Ambrotype (1855-1870) : Procédé positif au collodion sur verre inventé par James Ambrose Cutting en 1854 aux États-Unis et utilisé jusqu'en 1880.
Analogique (image) : En photographie, représentation du réel obtenue par impression lumineuse sur une plaque sensible, une image à la fois. En télévision et en vidéo, résultat d'une analyse et d'une représentation graphique obtenue par un balayage de l'écran avec un faisceau d'électrons lumineux, qui permet la reproduction des masses en noir et blanc ou en couleurs sur un écran cathodique.
Art vidéo : Forme d'art qui
s'est développée par l'utilisation de
moyens électroniques et dont l'outil principal
est le caméscope qui permet l'enregistrement
d'images en mouvement et de sons.
Autochrome : Premier procédé
couleur inventé par les frères Lumière.
Il connut un grand succès commercial entre 1907
et 1930. Une plaque de verre est recouverte d'une
couche de fécule de pomme de terre teintée
en bleu violacé, rouge orangé et vert
puis d'une émulsion noir et blanc. À l'exposition,
les grains d'argent masquent plus ou moins certains
grains de fécule colorés et les couleurs
sont ainsi restituées par synthèse additive.
Après développement, l'image obtenue est
un positif visible par transmission.
Calotype (1840-1855) : Procédé
breveté par William Henry Fox Talbot en 1841
et utilisé jusqu'au milieu des 1850. Il permet
de produire une image par l'exposition dans une chambre
noire au moyen d'un papier sensibilisé avec des
solutions de nitrate d'argent et d'iodure de potassium
et ensuite développé avec du gallonitrate
d'argent. Le grand avantage de ce procédé
sur le daguerréotype était la possibilité
de tirer un seul négatif de multiples positifs.
Camera obscura : Précurseur
de la chambre noire. Tout au début, il s'agissait
d'une pièce dans laquelle les spectateurs pouvaient
regarder des images projetées grâce à
la lumière naturelle qui pénétrait
par une petite ouverture (de la taille d'une tête
d'épingle). Plus tard, cette installation fut
transformée en une boîte portable avec
un orifice, une lentille et un écran. C'est le
principe même de l'appareil photographique.
Carte postale illustrée : Grâce à des règlements postaux du début du XXe siècle, la carte postale illustrée obtient immédiatement la faveur des masses. De format standard (8,7 x 13,6 cm), la carte postale est tirée selon différents procédés d’imprimerie, de la phototypie au demi-ton. Elle demeure l'un des champs photographiques les plus riches du XXe siècle.
Collage : Image réalisée par une combinaison de photographies, de dessins et de divers matériaux collés sur un support.
Contraste : Valeur relative entre les parties les plus claires et les parties les plus foncées d'une image.
Contre-jour : Photographie prise en
se plaçant en face de la source de lumière
et non derrière, comme on le recommande parfois
aux débutants.
Copigraphie : Pratique artistique
consistant à détourner les copieurs de
leur usage habituel à des fins de création.
Le Copy art désigne indistinctement
les différentes façons d'utiliser les
copieurs pour en faire des moyens d'expression, et ce,
quel que soit leur type (thermographique, chimique,
électrostatique, numérique ou analogique).

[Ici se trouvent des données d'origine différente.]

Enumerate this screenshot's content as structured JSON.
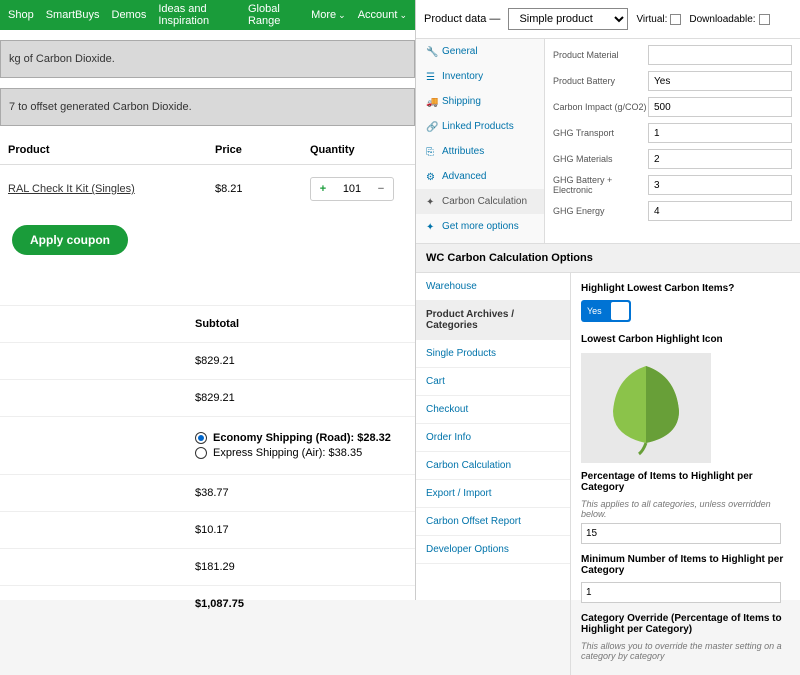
{
  "nav": [
    "Shop",
    "SmartBuys",
    "Demos",
    "Ideas and Inspiration",
    "Global Range",
    "More",
    "Account"
  ],
  "banner1": "kg of Carbon Dioxide.",
  "banner2": "7 to offset generated Carbon Dioxide.",
  "headers": {
    "product": "Product",
    "price": "Price",
    "qty": "Quantity"
  },
  "item": {
    "name": "RAL Check It Kit (Singles)",
    "price": "$8.21",
    "qty": "101"
  },
  "coupon": "Apply coupon",
  "subtotal_label": "Subtotal",
  "totals": [
    "$829.21",
    "$829.21"
  ],
  "ship1": "Economy Shipping (Road): $28.32",
  "ship2": "Express Shipping (Air): $38.35",
  "totals2": [
    "$38.77",
    "$10.17",
    "$181.29",
    "$1,087.75"
  ],
  "pd": {
    "label": "Product data —",
    "type": "Simple product",
    "virtual": "Virtual:",
    "download": "Downloadable:"
  },
  "tabs": [
    "General",
    "Inventory",
    "Shipping",
    "Linked Products",
    "Attributes",
    "Advanced",
    "Carbon Calculation",
    "Get more options"
  ],
  "fields": [
    {
      "l": "Product Material",
      "v": ""
    },
    {
      "l": "Product Battery",
      "v": "Yes"
    },
    {
      "l": "Carbon Impact (g/CO2)",
      "v": "500"
    },
    {
      "l": "GHG Transport",
      "v": "1"
    },
    {
      "l": "GHG Materials",
      "v": "2"
    },
    {
      "l": "GHG Battery + Electronic",
      "v": "3"
    },
    {
      "l": "GHG Energy",
      "v": "4"
    }
  ],
  "opt_header": "WC Carbon Calculation Options",
  "opt_tabs": [
    "Warehouse",
    "Product Archives / Categories",
    "Single Products",
    "Cart",
    "Checkout",
    "Order Info",
    "Carbon Calculation",
    "Export / Import",
    "Carbon Offset Report",
    "Developer Options"
  ],
  "highlight": {
    "label": "Highlight Lowest Carbon Items?",
    "yes": "Yes"
  },
  "icon_label": "Lowest Carbon Highlight Icon",
  "pct": {
    "label": "Percentage of Items to Highlight per Category",
    "help": "This applies to all categories, unless overridden below.",
    "val": "15"
  },
  "min": {
    "label": "Minimum Number of Items to Highlight per Category",
    "val": "1"
  },
  "override": {
    "label": "Category Override (Percentage of Items to Highlight per Category)",
    "help": "This allows you to override the master setting on a category by category"
  }
}
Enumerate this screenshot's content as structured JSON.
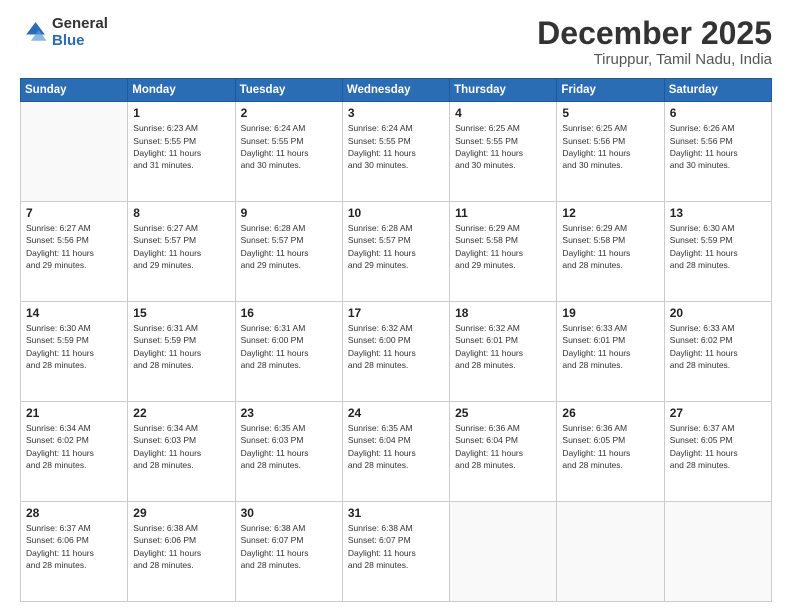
{
  "logo": {
    "general": "General",
    "blue": "Blue"
  },
  "header": {
    "month": "December 2025",
    "location": "Tiruppur, Tamil Nadu, India"
  },
  "weekdays": [
    "Sunday",
    "Monday",
    "Tuesday",
    "Wednesday",
    "Thursday",
    "Friday",
    "Saturday"
  ],
  "weeks": [
    [
      {
        "day": "",
        "info": ""
      },
      {
        "day": "1",
        "info": "Sunrise: 6:23 AM\nSunset: 5:55 PM\nDaylight: 11 hours\nand 31 minutes."
      },
      {
        "day": "2",
        "info": "Sunrise: 6:24 AM\nSunset: 5:55 PM\nDaylight: 11 hours\nand 30 minutes."
      },
      {
        "day": "3",
        "info": "Sunrise: 6:24 AM\nSunset: 5:55 PM\nDaylight: 11 hours\nand 30 minutes."
      },
      {
        "day": "4",
        "info": "Sunrise: 6:25 AM\nSunset: 5:55 PM\nDaylight: 11 hours\nand 30 minutes."
      },
      {
        "day": "5",
        "info": "Sunrise: 6:25 AM\nSunset: 5:56 PM\nDaylight: 11 hours\nand 30 minutes."
      },
      {
        "day": "6",
        "info": "Sunrise: 6:26 AM\nSunset: 5:56 PM\nDaylight: 11 hours\nand 30 minutes."
      }
    ],
    [
      {
        "day": "7",
        "info": "Sunrise: 6:27 AM\nSunset: 5:56 PM\nDaylight: 11 hours\nand 29 minutes."
      },
      {
        "day": "8",
        "info": "Sunrise: 6:27 AM\nSunset: 5:57 PM\nDaylight: 11 hours\nand 29 minutes."
      },
      {
        "day": "9",
        "info": "Sunrise: 6:28 AM\nSunset: 5:57 PM\nDaylight: 11 hours\nand 29 minutes."
      },
      {
        "day": "10",
        "info": "Sunrise: 6:28 AM\nSunset: 5:57 PM\nDaylight: 11 hours\nand 29 minutes."
      },
      {
        "day": "11",
        "info": "Sunrise: 6:29 AM\nSunset: 5:58 PM\nDaylight: 11 hours\nand 29 minutes."
      },
      {
        "day": "12",
        "info": "Sunrise: 6:29 AM\nSunset: 5:58 PM\nDaylight: 11 hours\nand 28 minutes."
      },
      {
        "day": "13",
        "info": "Sunrise: 6:30 AM\nSunset: 5:59 PM\nDaylight: 11 hours\nand 28 minutes."
      }
    ],
    [
      {
        "day": "14",
        "info": "Sunrise: 6:30 AM\nSunset: 5:59 PM\nDaylight: 11 hours\nand 28 minutes."
      },
      {
        "day": "15",
        "info": "Sunrise: 6:31 AM\nSunset: 5:59 PM\nDaylight: 11 hours\nand 28 minutes."
      },
      {
        "day": "16",
        "info": "Sunrise: 6:31 AM\nSunset: 6:00 PM\nDaylight: 11 hours\nand 28 minutes."
      },
      {
        "day": "17",
        "info": "Sunrise: 6:32 AM\nSunset: 6:00 PM\nDaylight: 11 hours\nand 28 minutes."
      },
      {
        "day": "18",
        "info": "Sunrise: 6:32 AM\nSunset: 6:01 PM\nDaylight: 11 hours\nand 28 minutes."
      },
      {
        "day": "19",
        "info": "Sunrise: 6:33 AM\nSunset: 6:01 PM\nDaylight: 11 hours\nand 28 minutes."
      },
      {
        "day": "20",
        "info": "Sunrise: 6:33 AM\nSunset: 6:02 PM\nDaylight: 11 hours\nand 28 minutes."
      }
    ],
    [
      {
        "day": "21",
        "info": "Sunrise: 6:34 AM\nSunset: 6:02 PM\nDaylight: 11 hours\nand 28 minutes."
      },
      {
        "day": "22",
        "info": "Sunrise: 6:34 AM\nSunset: 6:03 PM\nDaylight: 11 hours\nand 28 minutes."
      },
      {
        "day": "23",
        "info": "Sunrise: 6:35 AM\nSunset: 6:03 PM\nDaylight: 11 hours\nand 28 minutes."
      },
      {
        "day": "24",
        "info": "Sunrise: 6:35 AM\nSunset: 6:04 PM\nDaylight: 11 hours\nand 28 minutes."
      },
      {
        "day": "25",
        "info": "Sunrise: 6:36 AM\nSunset: 6:04 PM\nDaylight: 11 hours\nand 28 minutes."
      },
      {
        "day": "26",
        "info": "Sunrise: 6:36 AM\nSunset: 6:05 PM\nDaylight: 11 hours\nand 28 minutes."
      },
      {
        "day": "27",
        "info": "Sunrise: 6:37 AM\nSunset: 6:05 PM\nDaylight: 11 hours\nand 28 minutes."
      }
    ],
    [
      {
        "day": "28",
        "info": "Sunrise: 6:37 AM\nSunset: 6:06 PM\nDaylight: 11 hours\nand 28 minutes."
      },
      {
        "day": "29",
        "info": "Sunrise: 6:38 AM\nSunset: 6:06 PM\nDaylight: 11 hours\nand 28 minutes."
      },
      {
        "day": "30",
        "info": "Sunrise: 6:38 AM\nSunset: 6:07 PM\nDaylight: 11 hours\nand 28 minutes."
      },
      {
        "day": "31",
        "info": "Sunrise: 6:38 AM\nSunset: 6:07 PM\nDaylight: 11 hours\nand 28 minutes."
      },
      {
        "day": "",
        "info": ""
      },
      {
        "day": "",
        "info": ""
      },
      {
        "day": "",
        "info": ""
      }
    ]
  ]
}
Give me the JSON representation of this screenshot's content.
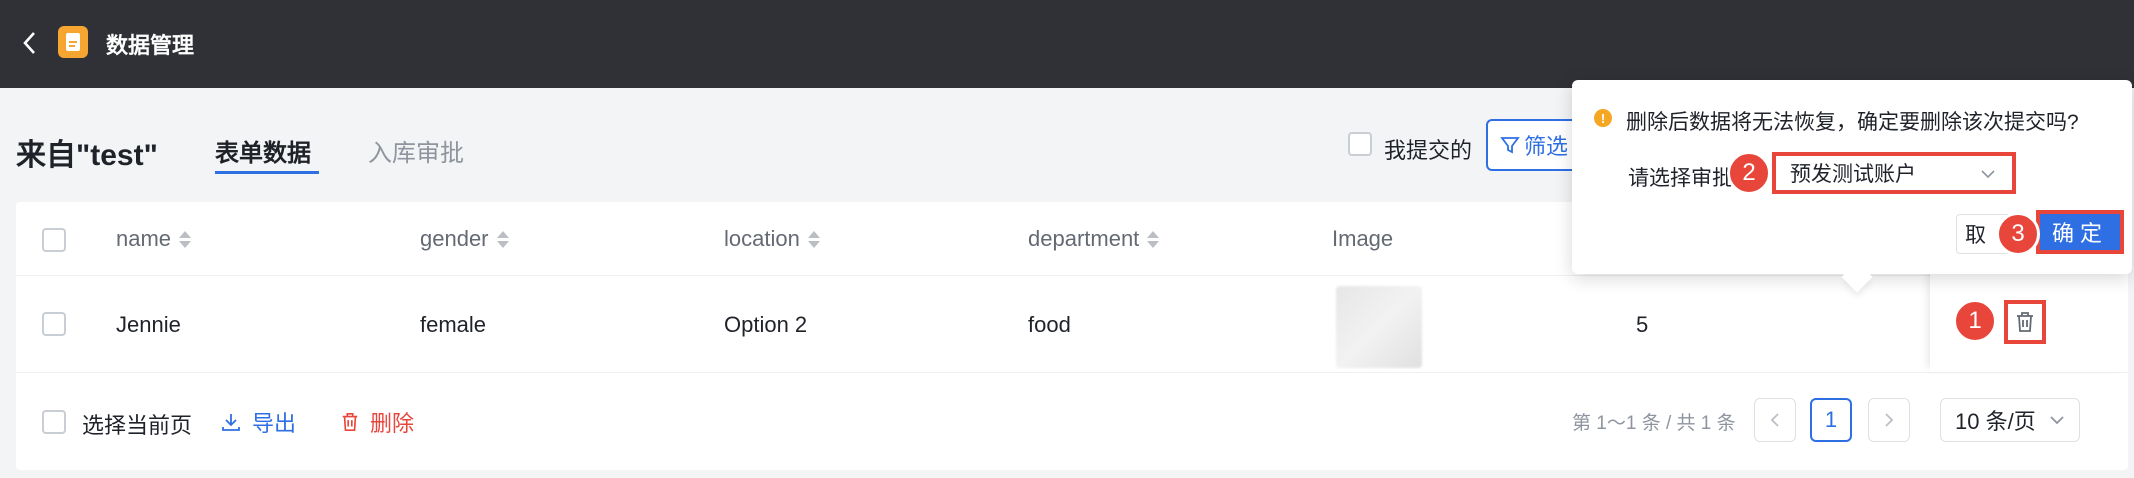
{
  "header": {
    "title": "数据管理",
    "back_icon": "chevron-left-icon",
    "app_icon": "document-icon"
  },
  "page": {
    "source_title": "来自\"test\"",
    "tabs": [
      {
        "label": "表单数据"
      },
      {
        "label": "入库审批"
      }
    ],
    "mine_label": "我提交的",
    "filter_label": "筛选"
  },
  "table": {
    "columns": [
      "name",
      "gender",
      "location",
      "department",
      "Image"
    ],
    "rows": [
      {
        "name": "Jennie",
        "gender": "female",
        "location": "Option 2",
        "department": "food",
        "extra": "5"
      }
    ]
  },
  "footer": {
    "select_page_label": "选择当前页",
    "export_label": "导出",
    "delete_label": "删除",
    "page_info": "第 1～1 条 / 共 1 条",
    "current_page": "1",
    "page_size": "10 条/页"
  },
  "popover": {
    "message": "删除后数据将无法恢复，确定要删除该次提交吗?",
    "select_label": "请选择审批",
    "select_value": "预发测试账户",
    "cancel_label": "取",
    "ok_label": "确定"
  },
  "annotations": {
    "step1": "1",
    "step2": "2",
    "step3": "3"
  },
  "colors": {
    "accent": "#2f6fe4",
    "danger": "#e8463b",
    "topbar": "#2f3136",
    "warning": "#f5a623"
  }
}
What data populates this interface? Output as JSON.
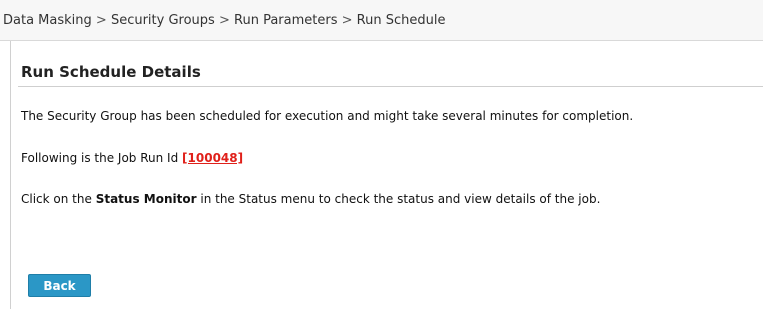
{
  "breadcrumb": {
    "items": [
      "Data Masking",
      "Security Groups",
      "Run Parameters",
      "Run Schedule"
    ],
    "separator": ">"
  },
  "page": {
    "title": "Run Schedule Details"
  },
  "messages": {
    "scheduled": "The Security Group has been scheduled for execution and might take several minutes for completion.",
    "job_prefix": "Following is the Job Run Id",
    "job_id": "[100048]",
    "status_prefix": "Click on the",
    "status_link": "Status Monitor",
    "status_suffix": "in the Status menu to check the status and view details of the job."
  },
  "actions": {
    "back_label": "Back"
  },
  "colors": {
    "button_bg": "#2b97c6",
    "job_id": "#e0201a"
  }
}
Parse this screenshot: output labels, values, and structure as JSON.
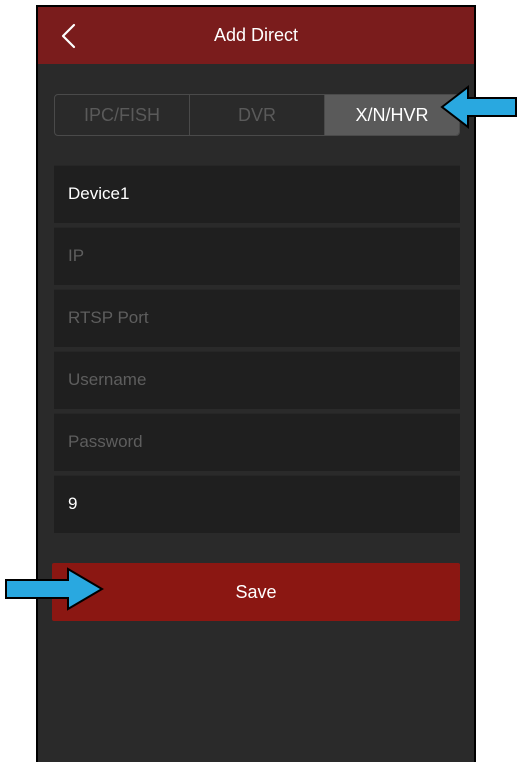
{
  "header": {
    "title": "Add Direct",
    "back_icon": "chevron-left-icon"
  },
  "tabs": [
    {
      "label": "IPC/FISH",
      "active": false
    },
    {
      "label": "DVR",
      "active": false
    },
    {
      "label": "X/N/HVR",
      "active": true
    }
  ],
  "fields": [
    {
      "name": "device-name-field",
      "value": "Device1",
      "placeholder": ""
    },
    {
      "name": "ip-field",
      "value": "",
      "placeholder": "IP"
    },
    {
      "name": "rtsp-port-field",
      "value": "",
      "placeholder": "RTSP Port"
    },
    {
      "name": "username-field",
      "value": "",
      "placeholder": "Username"
    },
    {
      "name": "password-field",
      "value": "",
      "placeholder": "Password"
    },
    {
      "name": "channel-count-field",
      "value": "9",
      "placeholder": ""
    }
  ],
  "save_label": "Save",
  "colors": {
    "header": "#7a1c1c",
    "background": "#2a2a2a",
    "field": "#1f1f1f",
    "save_button": "#8b1712",
    "annotation_arrow": "#29a8e0"
  },
  "annotations": [
    {
      "icon": "left-arrow-icon",
      "points_to": "X/N/HVR"
    },
    {
      "icon": "right-arrow-icon",
      "points_to": "Save"
    }
  ]
}
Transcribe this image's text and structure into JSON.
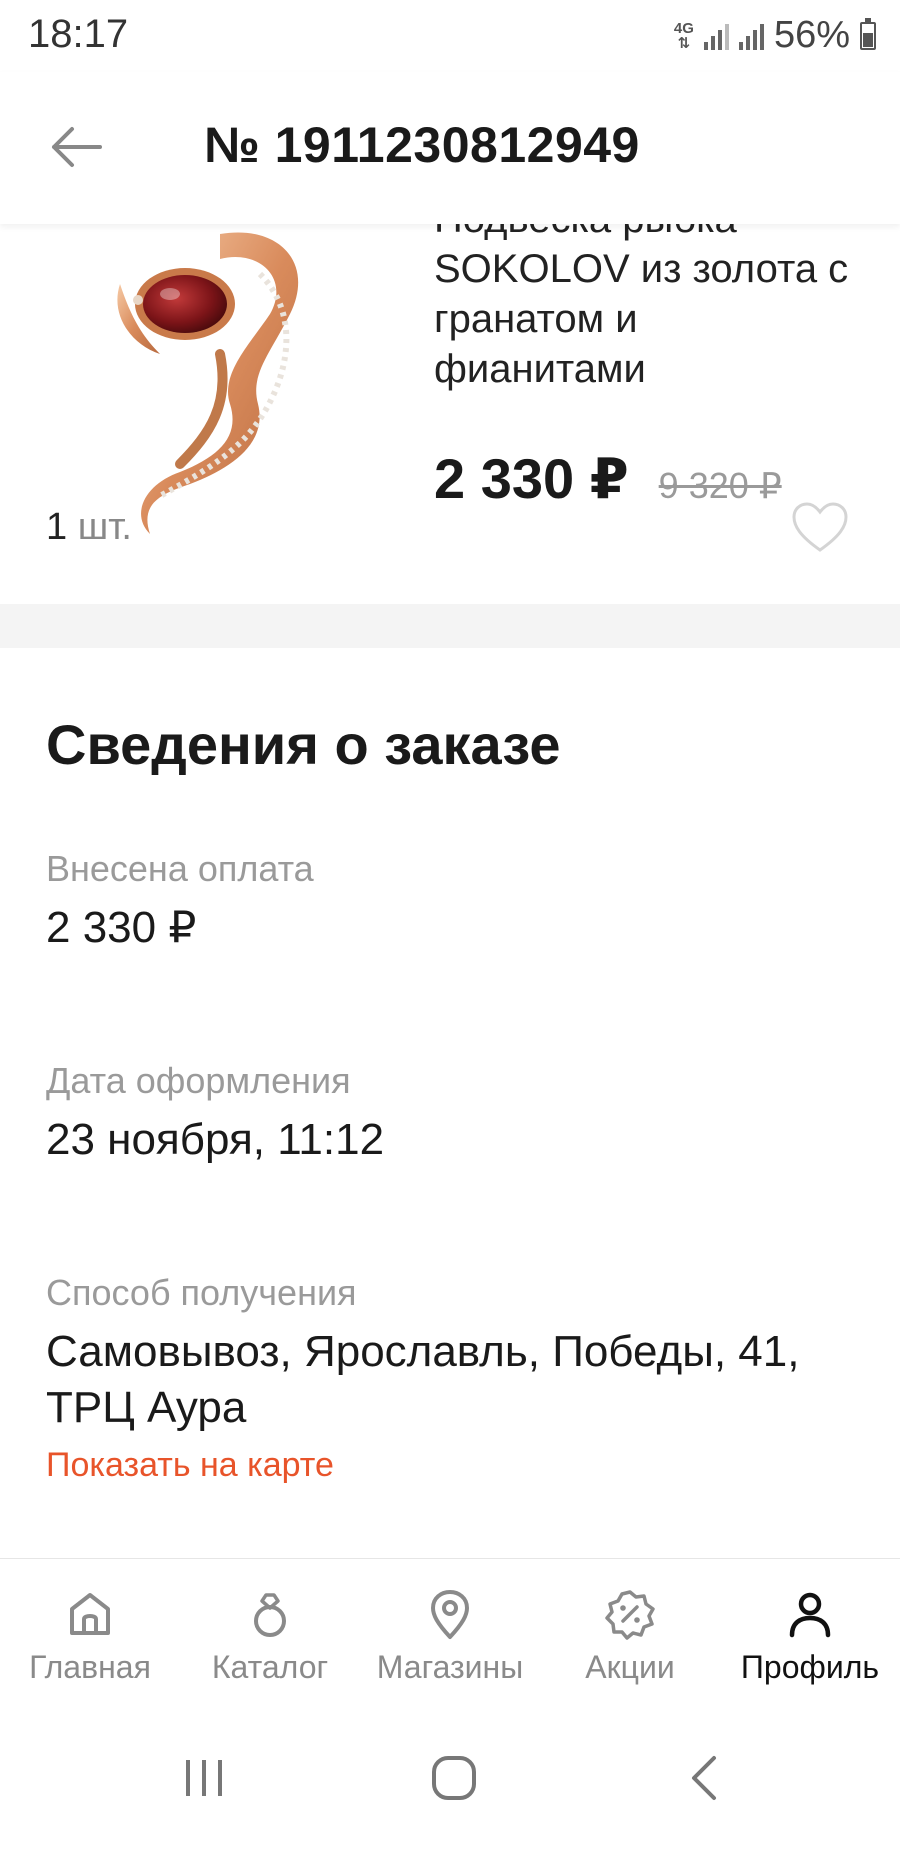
{
  "status_bar": {
    "time": "18:17",
    "network": "4G",
    "battery": "56%",
    "battery_level": 0.56
  },
  "header": {
    "title": "№ 1911230812949",
    "back_icon": "arrow-left-icon"
  },
  "product": {
    "name": "Подвеска рыбка SOKOLOV из золота с гранатом и фианитами",
    "price": "2 330 ₽",
    "old_price": "9 320 ₽",
    "quantity": "1",
    "quantity_unit": "шт.",
    "favorite_icon": "heart-outline-icon"
  },
  "order_details": {
    "title": "Сведения о заказе",
    "payment_label": "Внесена оплата",
    "payment_value": "2 330 ₽",
    "date_label": "Дата оформления",
    "date_value": "23 ноября, 11:12",
    "delivery_label": "Способ получения",
    "delivery_value": "Самовывоз, Ярославль, Победы, 41, ТРЦ Аура",
    "map_link": "Показать на карте"
  },
  "bottom_nav": {
    "items": [
      {
        "label": "Главная",
        "icon": "home-icon",
        "active": false
      },
      {
        "label": "Каталог",
        "icon": "ring-icon",
        "active": false
      },
      {
        "label": "Магазины",
        "icon": "map-pin-icon",
        "active": false
      },
      {
        "label": "Акции",
        "icon": "discount-badge-icon",
        "active": false
      },
      {
        "label": "Профиль",
        "icon": "user-icon",
        "active": true
      }
    ]
  },
  "colors": {
    "accent": "#e8542a",
    "text": "#1a1a1a",
    "muted": "#9a9a9a"
  }
}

Couleur (photographie en) : Au XIXe siècle, Ducos du Hauron et Gabriel Lippman, par
des voies totalement différentes, réussirent
à produire les premières photographies
en couleurs. Il faut attendre le XXe siècle pour
qu'apparaissent les premiers procédés
couleur commerciaux.
Cyanotype : Inventé par l'Anglais
John Herschel en 1842, le cyanotype permettait d'obtenir
directement une épreuve positive par l'utilisation
de ferricyanure de potassium pour sensibiliser le papier.
Ce tirage permanent et bon marché, aussi appelé
aussi blue print, sert encore aujourd'hui en architecture.
Daguerréotype (1839-1860) : Image positive obtenue sur feuille d'argent plaquée sur cuivre selon un procédé imaginé par Louis-Jacques Mandé Daguerre et Nicéphore Niepce, et fixée par amalgame. Ce fut, de 1839 à 1860, la forme populaire de la photographie. Les images obtenues avec ce procédé étaient d'une grande finesse de détails, mais également très fragiles et par précaution, elles étaient présentées sous verre, encadrées ou même protégées par un écrin.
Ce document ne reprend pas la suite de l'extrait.